Ubuntu 20.04 includes a python 3.9. I don't know how that would impact the UCA or Ubuntu's packaging though. That said I have a strong suspicion that if OpenStack runs on 3.6 and 3.9 that it should just work on 3.8 as well. And as I mentioned if we prove that wrong through experience we can always fix 3.8 and go back to explicitly testing it. I don't think this particular change is super critical, but I know some people were concerned about the number of pythons that would need testing.
>> Finally, I think it is important to note that OpenStack is using CentOS as a stand in for RHEL. This worked a lot better when CentOS was an actual copy of RHEL. What we've got today is CentOS stream and it makes no claims about being in beta until RHEL releases (that I can find anyway), and I don't think we should make those assertions ourselves. If there is interest in using a different stand in (Alma or Rocky?) then we should replace CentOS stream with one of those alternatives. Another option may be to assert that Stream only functions as a standin once RHEL has released their corresponding update, but it is my understanding that Stream and RHEL will always have some delta.
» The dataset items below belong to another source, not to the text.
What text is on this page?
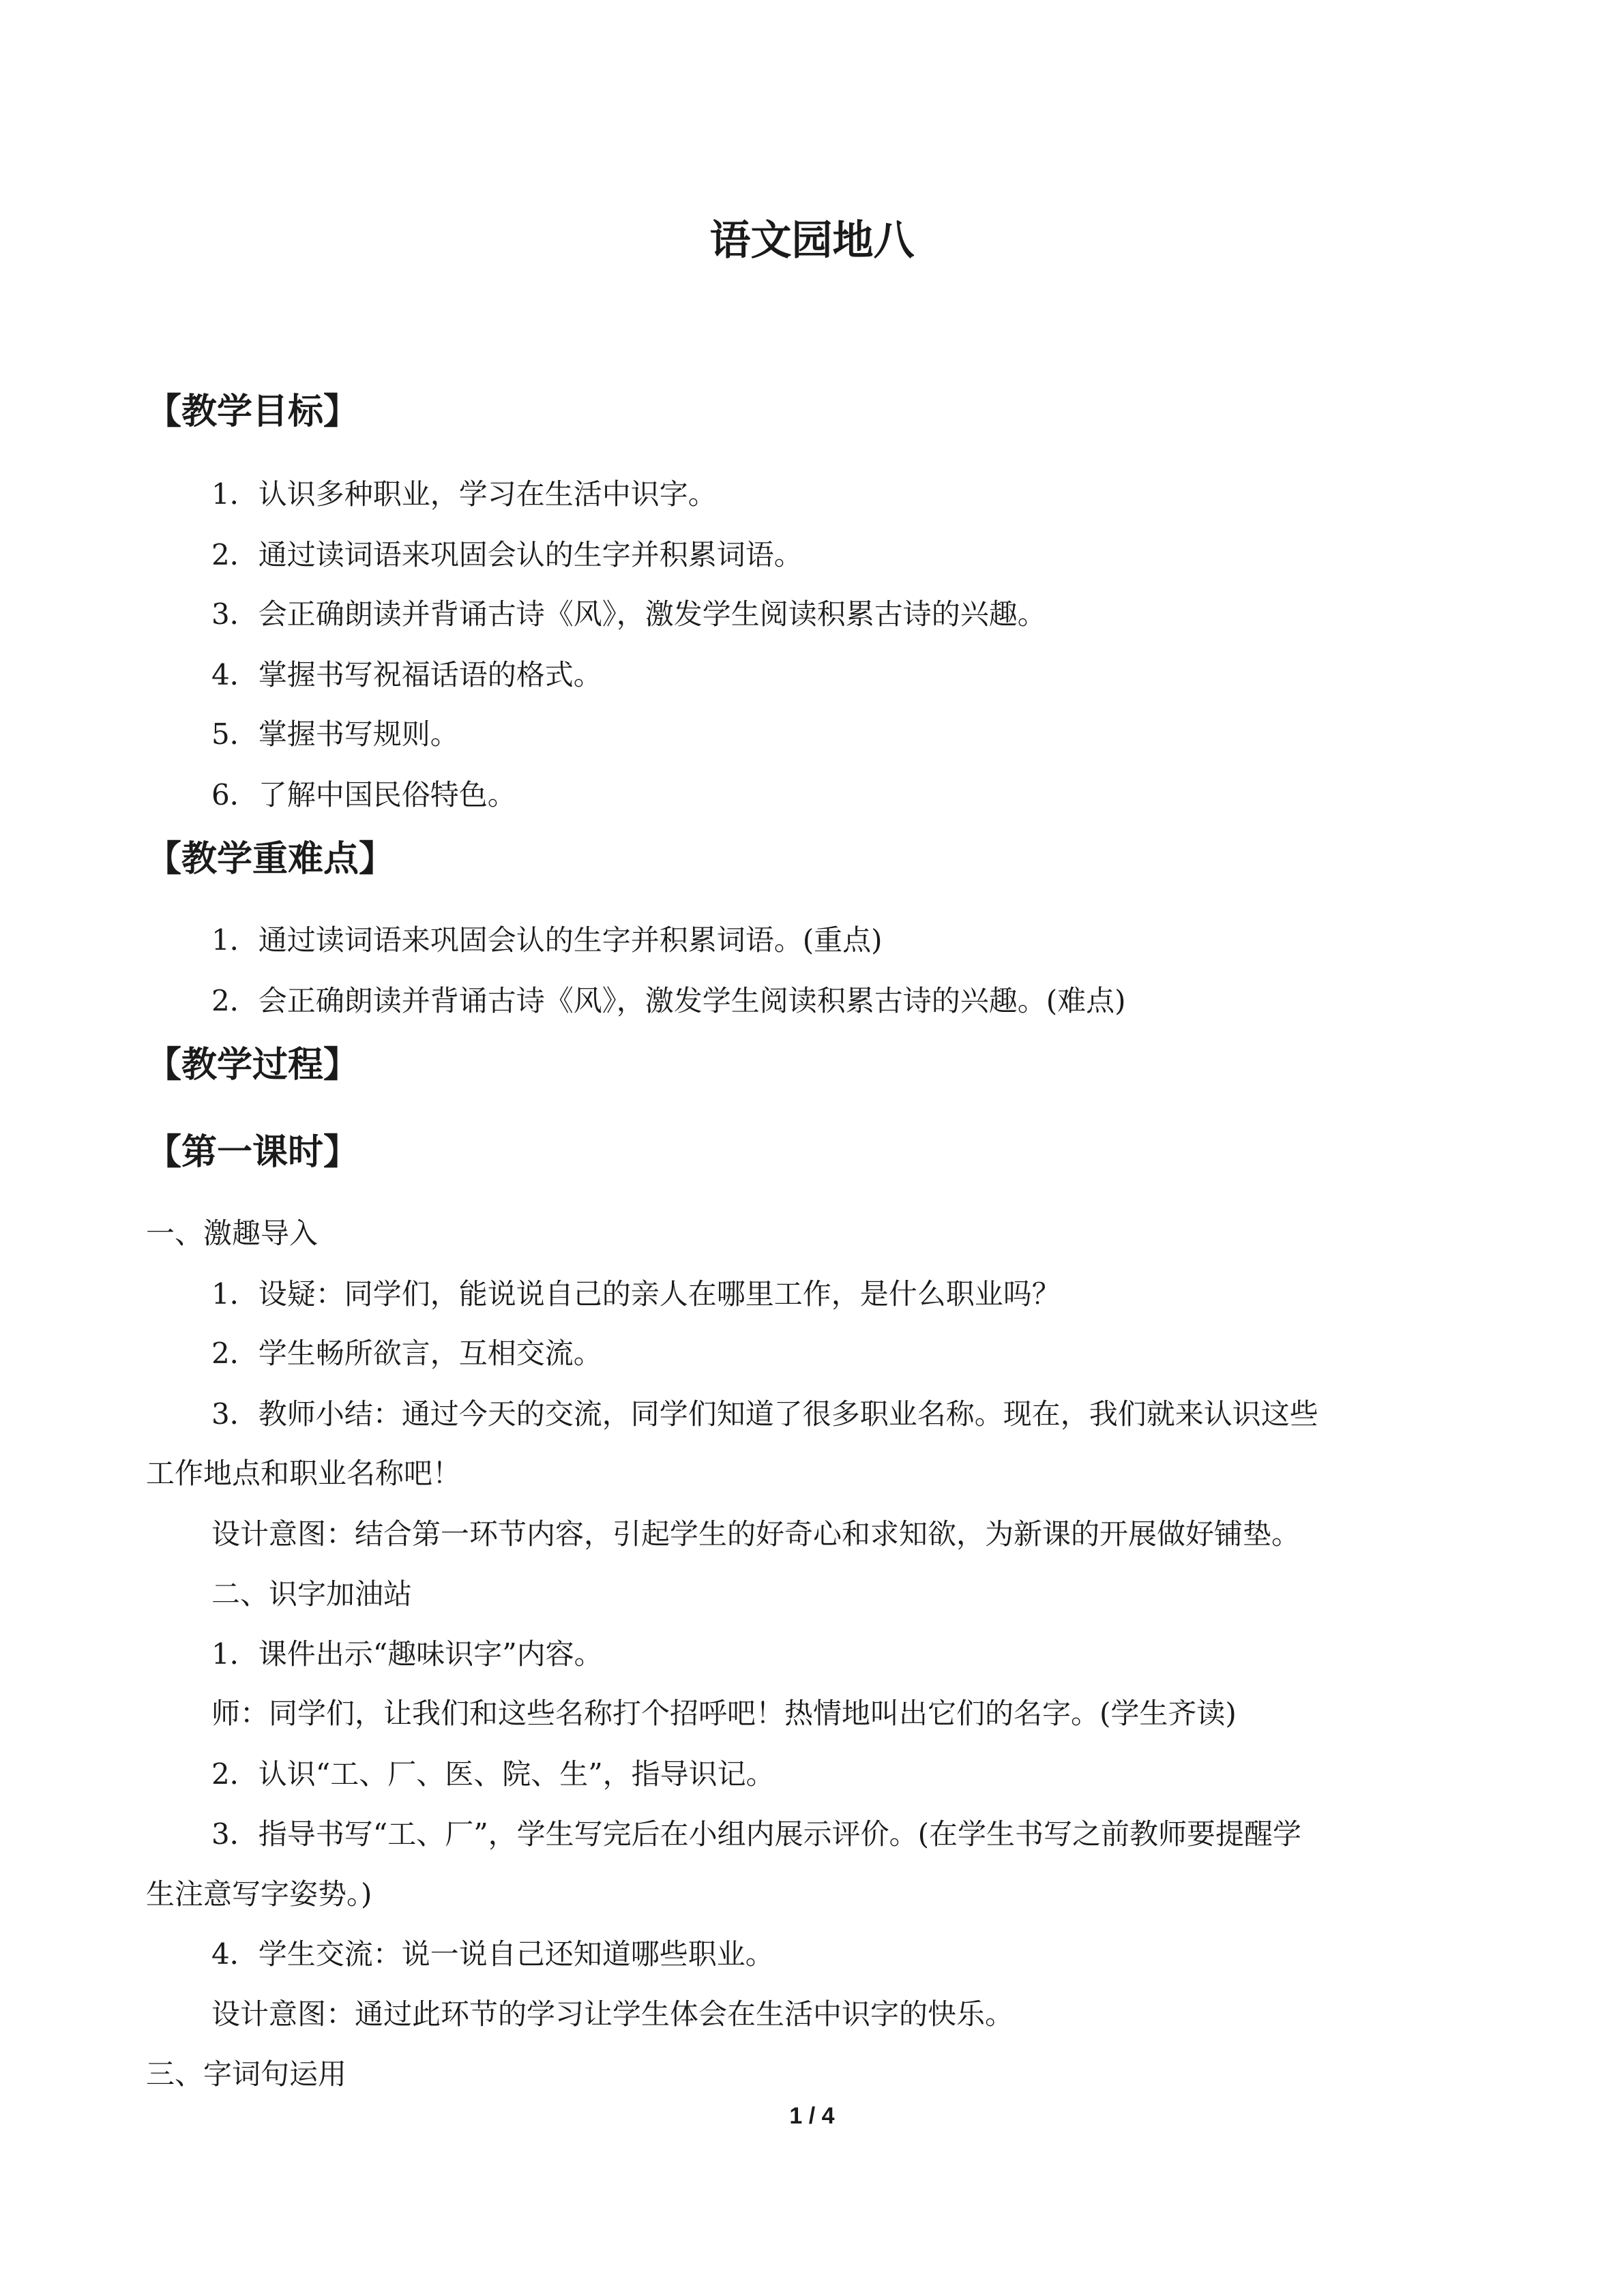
语文园地八
【教学目标】
1．认识多种职业，学习在生活中识字。
2．通过读词语来巩固会认的生字并积累词语。
3．会正确朗读并背诵古诗《风》，激发学生阅读积累古诗的兴趣。
4．掌握书写祝福话语的格式。
5．掌握书写规则。
6．了解中国民俗特色。
【教学重难点】
1．通过读词语来巩固会认的生字并积累词语。(重点)
2．会正确朗读并背诵古诗《风》，激发学生阅读积累古诗的兴趣。(难点)
【教学过程】
【第一课时】
一、激趣导入
1．设疑：同学们，能说说自己的亲人在哪里工作，是什么职业吗？
2．学生畅所欲言，互相交流。
3．教师小结：通过今天的交流，同学们知道了很多职业名称。现在，我们就来认识这些
工作地点和职业名称吧！
设计意图：结合第一环节内容，引起学生的好奇心和求知欲，为新课的开展做好铺垫。
二、识字加油站
1．课件出示“趣味识字”内容。
师：同学们，让我们和这些名称打个招呼吧！热情地叫出它们的名字。(学生齐读)
2．认识“工、厂、医、院、生”，指导识记。
3．指导书写“工、厂”，学生写完后在小组内展示评价。(在学生书写之前教师要提醒学
生注意写字姿势。)
4．学生交流：说一说自己还知道哪些职业。
设计意图：通过此环节的学习让学生体会在生活中识字的快乐。
三、字词句运用
1 / 4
> There has always been a delta. The change now is the delta has been
> reversed such that we'll get fixes for things before RHEL but this is
> likely better for OpenStack's use cases where the previous meant long
> delays to get necessary fixes. I'm uncertain why the RHEL release
> schedule is being factored in to determine some indication of
> stability when testing is occurring
I'm explicitly saying don't compare to RHEL for stability. CentOS 9 Stream is released as far as I can tell. It isn't labeled a beta release. You can download and run it today. We run CentOS testing because OpenStack asserts that it supports RHEL and historically CentOS was the closest we could get to RHEL. I'm saying we might consider if continuing to use CentOS for that goal is still appropriate. If it is then lets just use 9 Stream today as it is released and ready to go. If it isn't appropriate because it isn't close enough to RHEL, then we should consider an alternative like Alma or Rocky or perhaps they will converge more once RHEL has released. Basically I'm saying lets get away from thinking about this in terms of "is stream ready/beta/etc" and think in terms of "does using stream accomplish the goals of testing to ensure RHEL compatibility".